Excision repair cross-complementation group 1 (ERCC1) in platinum-based treatment of non-small cell lung cancer with special emphasis on carboplatin: a review of current literature
- PMID: 18804893
- DOI: 10.1016/j.lungcan.2008.08.006
Excision repair cross-complementation group 1 (ERCC1) in platinum-based treatment of non-small cell lung cancer with special emphasis on carboplatin: a review of current literature
Abstract
Background: Patients diagnosed with advanced non-small cell lung cancer have a dismal prognosis and are often relative resistant to chemotherapy. A need for markers has emerged based on tumour biology in order to predict which patients will respond to treatment. Excision repair cross-complementation group 1 (ERCC1) has shown potential as a predictive marker in patients with NSCLC treated with cisplatin-based chemotherapy. Carboplatin has gained widespread use in the treatment of advanced NSCLC and its mechanisms of action are likely similar to that of cisplatin.
Materials and methods: A literature review on ERCC1 was conducted as predictor in NSCLC patients receiving platinum-based treatment with emphasis on carboplatin. English language publications from January 1996 to February 2008 were eligible and data on methodology and outcome were recorded.
Results: Eight preclinical articles, 25 clinical articles and 1 clinical abstract were identified. Laboratory methods were mainly RT-PCR (reverse transcriptase polymerase chain reaction) or immunohistochemistry (IHC) for expression of ERCC1. Preclinical studies pointed towards similar mechanisms of chemotherapy-resistance among platinum compounds. A statistically significant benefit in outcome was found among NSCLC patients, who received adjuvant treatment, and had low-ERCC1 expression.
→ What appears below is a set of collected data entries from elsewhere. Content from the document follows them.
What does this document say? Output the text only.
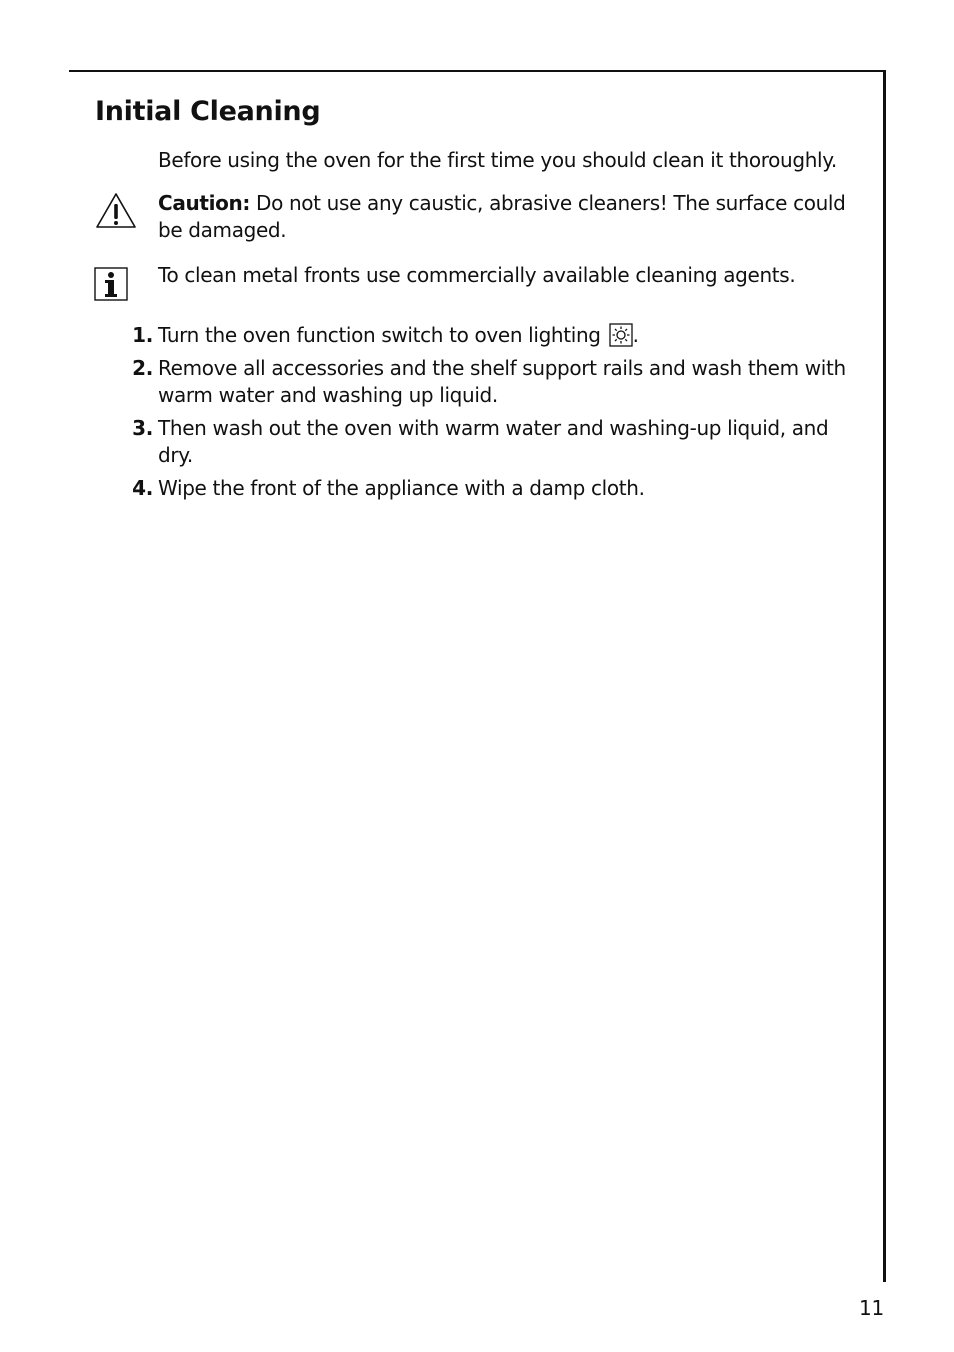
Initial Cleaning
Before using the oven for the first time you should clean it thoroughly.
Caution: Do not use any caustic, abrasive cleaners! The surface could be damaged.
To clean metal fronts use commercially available cleaning agents.
1. Turn the oven function switch to oven lighting .
2. Remove all accessories and the shelf support rails and wash them with warm water and washing up liquid.
3. Then wash out the oven with warm water and washing-up liquid, and dry.
4. Wipe the front of the appliance with a damp cloth.
11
Advanced NSCLC patients treated with cisplatin showed improved response rates (RR) but no difference in other endpoints. Studies on advanced NSCLC patients treated with carboplatin were sparse, heterogeneous and small thus reporting varying results.
Conclusion: The literature on advanced NSCLC patients treated with carboplatin or cisplatin are dominated by small and heterogeneous patient populations and yielded different results. No firm conclusions can be drawn on carboplatin based on the current literature. Research on the development of a reliable methodology is warranted followed by validation in large, prospective, randomized trials as ERCC1 may possibly play an important role as tumour marker in tailored chemotherapy for NSCLC.